D’autant que lorsque la scène
retrouve sa lumière, nos représentants du folklore des Meistersinger sont
toujours sur les bancs en costume d’époque. Tout comme les Meistersinger qui
font des entrées remarquables (et applaudis par la foule) dans une grande
liesse populaire. Mais au premier plan, un soldat de la PM et une greffière en
habits des années 50 rappellent le sens que Kosky donne à la scène.
La scène se vide encore
complètement après le triomphe de Walther et son refus de devenir Meister pour
laisser Wagner-Sachs conclure seul en scène, sans autre accessoire que la
tribune des orateurs alors que progressivement, dans son dos, se lève le mur du
fond dévoilant un deuxième orchestre avec choeurs. Il se retourne. Il est
Wagner bien sûr et dirige le final d’une main de maitre.

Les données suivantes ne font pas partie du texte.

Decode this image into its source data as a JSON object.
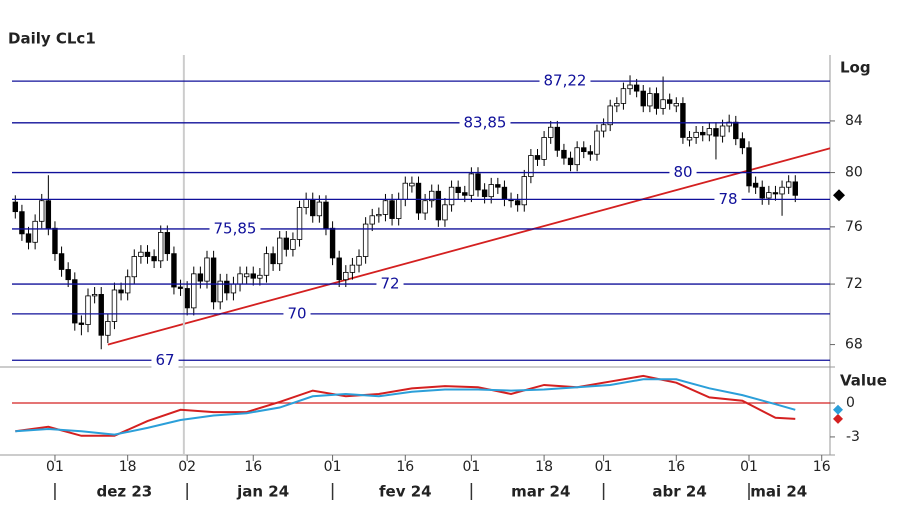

Epoustouflant final, d’une
intelligence et d’un esthétisme rare.
On reste sonné et il faut bien
le dire, du coup, les imperfections notées dans mes premières impressions audio
sont très secondaires d’autant que pour l’essentiel, vocalement, les parties
principales sont très très bien assurées.
Je n’y reviens pas.

(*) A noter : Günther Groissböck chante un très beau Fasolt dans Das Rheingold dans ce même festival de Bayreuth. Daniel Behle quant à lui chante Froh.